20 de julho de 2011

Crítica | A Inquilina

por Eduardo Monteiro

The Resident, Reino Unido/EUA, 2011 | Duração: 1h31m19s | Lançado no Brasil em 22 de Julho de 2011, nos cinemas | Escrito por Antti J. Jokinen & Robert Orr | Dirigido por Antti J. Jokinen | Com Hilary Swank, Jeffrey Dean Morgan, Lee Pace, Aunjanue Ellis, Sean Rosales e Christopher Lee.

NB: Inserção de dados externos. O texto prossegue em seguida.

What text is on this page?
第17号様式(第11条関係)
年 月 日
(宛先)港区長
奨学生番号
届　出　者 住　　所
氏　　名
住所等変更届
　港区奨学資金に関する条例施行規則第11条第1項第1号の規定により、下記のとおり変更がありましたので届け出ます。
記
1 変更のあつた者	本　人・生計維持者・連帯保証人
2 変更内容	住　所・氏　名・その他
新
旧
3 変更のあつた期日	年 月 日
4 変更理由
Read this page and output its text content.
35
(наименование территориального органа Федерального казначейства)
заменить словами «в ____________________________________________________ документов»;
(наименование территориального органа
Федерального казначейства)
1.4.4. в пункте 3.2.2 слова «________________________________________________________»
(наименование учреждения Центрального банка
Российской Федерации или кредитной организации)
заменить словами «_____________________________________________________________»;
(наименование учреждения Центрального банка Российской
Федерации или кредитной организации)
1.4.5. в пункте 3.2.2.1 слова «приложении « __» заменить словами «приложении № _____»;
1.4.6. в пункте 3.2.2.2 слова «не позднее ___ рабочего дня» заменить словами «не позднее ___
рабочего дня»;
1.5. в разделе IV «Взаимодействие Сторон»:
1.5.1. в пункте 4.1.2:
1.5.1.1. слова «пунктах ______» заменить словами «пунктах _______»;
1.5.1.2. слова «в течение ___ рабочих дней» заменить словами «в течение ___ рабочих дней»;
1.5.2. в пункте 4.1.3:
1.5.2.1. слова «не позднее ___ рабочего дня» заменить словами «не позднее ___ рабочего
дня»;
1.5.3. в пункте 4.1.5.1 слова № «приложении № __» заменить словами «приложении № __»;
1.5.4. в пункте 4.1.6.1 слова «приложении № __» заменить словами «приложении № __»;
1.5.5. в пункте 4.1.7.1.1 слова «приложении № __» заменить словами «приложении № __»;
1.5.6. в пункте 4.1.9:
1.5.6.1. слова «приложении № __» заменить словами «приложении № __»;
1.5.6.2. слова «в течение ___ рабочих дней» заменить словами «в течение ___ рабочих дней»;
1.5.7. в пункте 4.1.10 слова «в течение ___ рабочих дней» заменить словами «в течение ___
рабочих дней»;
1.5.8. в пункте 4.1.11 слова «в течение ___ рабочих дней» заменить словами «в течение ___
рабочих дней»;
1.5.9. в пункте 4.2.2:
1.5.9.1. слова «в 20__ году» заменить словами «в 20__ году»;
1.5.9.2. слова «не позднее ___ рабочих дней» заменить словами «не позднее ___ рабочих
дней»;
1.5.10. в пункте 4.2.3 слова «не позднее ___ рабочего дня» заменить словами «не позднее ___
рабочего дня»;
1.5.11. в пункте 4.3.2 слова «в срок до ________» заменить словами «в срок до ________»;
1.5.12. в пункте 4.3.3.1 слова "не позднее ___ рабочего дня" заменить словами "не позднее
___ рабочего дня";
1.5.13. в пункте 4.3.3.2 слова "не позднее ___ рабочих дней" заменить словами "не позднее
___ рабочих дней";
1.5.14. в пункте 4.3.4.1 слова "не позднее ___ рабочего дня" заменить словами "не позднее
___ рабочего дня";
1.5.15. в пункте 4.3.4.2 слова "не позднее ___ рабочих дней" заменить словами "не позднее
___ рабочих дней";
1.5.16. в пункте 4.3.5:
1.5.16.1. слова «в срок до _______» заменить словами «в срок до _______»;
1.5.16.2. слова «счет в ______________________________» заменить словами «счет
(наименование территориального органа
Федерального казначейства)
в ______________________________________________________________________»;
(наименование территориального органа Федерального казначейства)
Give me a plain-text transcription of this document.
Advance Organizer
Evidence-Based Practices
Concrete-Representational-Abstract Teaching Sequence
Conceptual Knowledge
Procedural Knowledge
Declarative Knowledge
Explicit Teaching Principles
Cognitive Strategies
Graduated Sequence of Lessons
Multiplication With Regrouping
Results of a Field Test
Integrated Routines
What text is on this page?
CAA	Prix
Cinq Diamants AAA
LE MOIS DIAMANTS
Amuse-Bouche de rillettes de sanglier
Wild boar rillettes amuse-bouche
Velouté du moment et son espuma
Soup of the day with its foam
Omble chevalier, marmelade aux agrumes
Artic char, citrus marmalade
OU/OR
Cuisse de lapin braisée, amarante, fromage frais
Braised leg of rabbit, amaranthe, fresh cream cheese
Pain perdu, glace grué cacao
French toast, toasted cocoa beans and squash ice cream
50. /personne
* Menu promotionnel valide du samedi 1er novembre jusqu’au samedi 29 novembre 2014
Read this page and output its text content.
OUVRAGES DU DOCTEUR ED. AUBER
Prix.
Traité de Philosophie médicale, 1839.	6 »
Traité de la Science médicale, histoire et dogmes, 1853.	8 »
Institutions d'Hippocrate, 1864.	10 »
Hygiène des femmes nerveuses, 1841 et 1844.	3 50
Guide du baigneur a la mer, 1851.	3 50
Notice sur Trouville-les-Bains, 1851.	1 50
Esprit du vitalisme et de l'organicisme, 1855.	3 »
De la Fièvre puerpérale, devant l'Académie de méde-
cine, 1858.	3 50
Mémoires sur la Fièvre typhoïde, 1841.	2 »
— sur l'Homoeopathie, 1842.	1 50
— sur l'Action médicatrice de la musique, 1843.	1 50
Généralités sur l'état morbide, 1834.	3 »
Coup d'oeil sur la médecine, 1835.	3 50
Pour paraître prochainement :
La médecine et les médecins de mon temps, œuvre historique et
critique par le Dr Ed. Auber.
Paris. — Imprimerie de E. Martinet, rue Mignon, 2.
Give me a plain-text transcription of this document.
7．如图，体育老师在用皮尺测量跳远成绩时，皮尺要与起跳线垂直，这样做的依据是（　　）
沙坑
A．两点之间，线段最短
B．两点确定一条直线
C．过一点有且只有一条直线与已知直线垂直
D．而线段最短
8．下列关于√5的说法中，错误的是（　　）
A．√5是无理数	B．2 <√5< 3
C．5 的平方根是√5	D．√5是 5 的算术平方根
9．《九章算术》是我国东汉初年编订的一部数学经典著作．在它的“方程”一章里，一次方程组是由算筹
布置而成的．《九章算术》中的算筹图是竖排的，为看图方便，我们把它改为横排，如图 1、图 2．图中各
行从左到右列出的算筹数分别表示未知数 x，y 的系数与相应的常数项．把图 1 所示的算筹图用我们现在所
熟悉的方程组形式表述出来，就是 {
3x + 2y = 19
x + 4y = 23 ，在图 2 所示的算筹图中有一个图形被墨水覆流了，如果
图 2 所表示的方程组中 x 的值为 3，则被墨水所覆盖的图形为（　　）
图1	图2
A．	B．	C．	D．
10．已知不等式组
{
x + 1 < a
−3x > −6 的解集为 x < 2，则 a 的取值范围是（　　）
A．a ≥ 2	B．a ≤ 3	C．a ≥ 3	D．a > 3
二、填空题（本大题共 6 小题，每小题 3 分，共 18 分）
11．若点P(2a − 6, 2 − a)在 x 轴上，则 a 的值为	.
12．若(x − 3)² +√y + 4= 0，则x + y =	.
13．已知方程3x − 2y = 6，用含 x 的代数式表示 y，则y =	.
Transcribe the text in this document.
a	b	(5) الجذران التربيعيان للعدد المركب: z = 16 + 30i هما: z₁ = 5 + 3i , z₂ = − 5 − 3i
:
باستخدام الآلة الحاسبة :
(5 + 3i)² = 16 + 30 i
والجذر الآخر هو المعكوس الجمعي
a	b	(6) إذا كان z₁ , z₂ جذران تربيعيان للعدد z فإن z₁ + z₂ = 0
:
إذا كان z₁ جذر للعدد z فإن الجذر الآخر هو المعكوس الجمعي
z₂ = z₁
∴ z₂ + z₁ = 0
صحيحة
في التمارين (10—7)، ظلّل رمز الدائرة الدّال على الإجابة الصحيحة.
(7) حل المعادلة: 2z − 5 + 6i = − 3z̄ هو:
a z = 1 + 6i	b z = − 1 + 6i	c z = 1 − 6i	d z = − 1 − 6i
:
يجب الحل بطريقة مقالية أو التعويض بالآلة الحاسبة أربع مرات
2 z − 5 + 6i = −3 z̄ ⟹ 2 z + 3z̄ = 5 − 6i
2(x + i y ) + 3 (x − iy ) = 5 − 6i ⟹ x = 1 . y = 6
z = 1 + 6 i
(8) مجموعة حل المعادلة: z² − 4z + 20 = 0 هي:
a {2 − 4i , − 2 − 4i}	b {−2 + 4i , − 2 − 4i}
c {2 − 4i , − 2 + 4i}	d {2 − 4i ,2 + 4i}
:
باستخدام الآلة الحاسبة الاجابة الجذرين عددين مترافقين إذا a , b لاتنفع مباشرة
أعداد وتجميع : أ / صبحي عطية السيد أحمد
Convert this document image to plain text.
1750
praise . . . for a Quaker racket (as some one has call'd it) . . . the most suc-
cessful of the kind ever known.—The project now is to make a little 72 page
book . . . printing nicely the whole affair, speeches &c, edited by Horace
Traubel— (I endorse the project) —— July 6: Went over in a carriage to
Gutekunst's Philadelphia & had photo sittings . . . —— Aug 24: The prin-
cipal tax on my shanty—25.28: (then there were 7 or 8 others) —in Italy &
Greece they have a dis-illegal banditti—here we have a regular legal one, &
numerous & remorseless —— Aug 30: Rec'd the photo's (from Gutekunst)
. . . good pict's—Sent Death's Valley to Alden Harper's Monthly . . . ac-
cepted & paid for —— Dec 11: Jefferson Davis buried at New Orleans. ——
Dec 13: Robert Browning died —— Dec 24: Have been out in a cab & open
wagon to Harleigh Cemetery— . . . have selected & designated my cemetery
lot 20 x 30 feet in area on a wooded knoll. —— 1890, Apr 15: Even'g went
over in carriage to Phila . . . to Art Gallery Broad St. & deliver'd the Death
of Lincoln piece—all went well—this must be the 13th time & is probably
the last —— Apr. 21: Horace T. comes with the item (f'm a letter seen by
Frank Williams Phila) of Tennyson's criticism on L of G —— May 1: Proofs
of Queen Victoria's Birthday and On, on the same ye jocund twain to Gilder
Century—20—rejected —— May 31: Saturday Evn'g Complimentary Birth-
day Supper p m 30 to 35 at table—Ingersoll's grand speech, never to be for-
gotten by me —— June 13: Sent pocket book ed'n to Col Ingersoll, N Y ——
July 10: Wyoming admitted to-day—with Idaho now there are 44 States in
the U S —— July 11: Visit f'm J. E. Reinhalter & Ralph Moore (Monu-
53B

A Inquilina é um filme desenvolvido a partir de uma ideia assumidamente fraca. Após dedicar menos de trinta minutos da projeção à construção de um suspense de natureza a princípio desconhecida, o diretor-roteirista Antti J. Jokinen escancara a fragilidade de sua premissa ao esclarecer todo o mistério que, pela quantidade e obviedade dos elementos apresentados até então, se revela surpreendente apenas para aqueles que não conferiram nenhum material de divulgação (incluindo aí cartazes e trailer) ou que tenham dormido durante o primeiro terço do filme. E se em algum momento dessa crítica ficar excessivamente óbvia a resposta a esse mistério, acredite: a culpa não é minha, já que apresentarei basicamente os mesmos elementos que o longa oferece.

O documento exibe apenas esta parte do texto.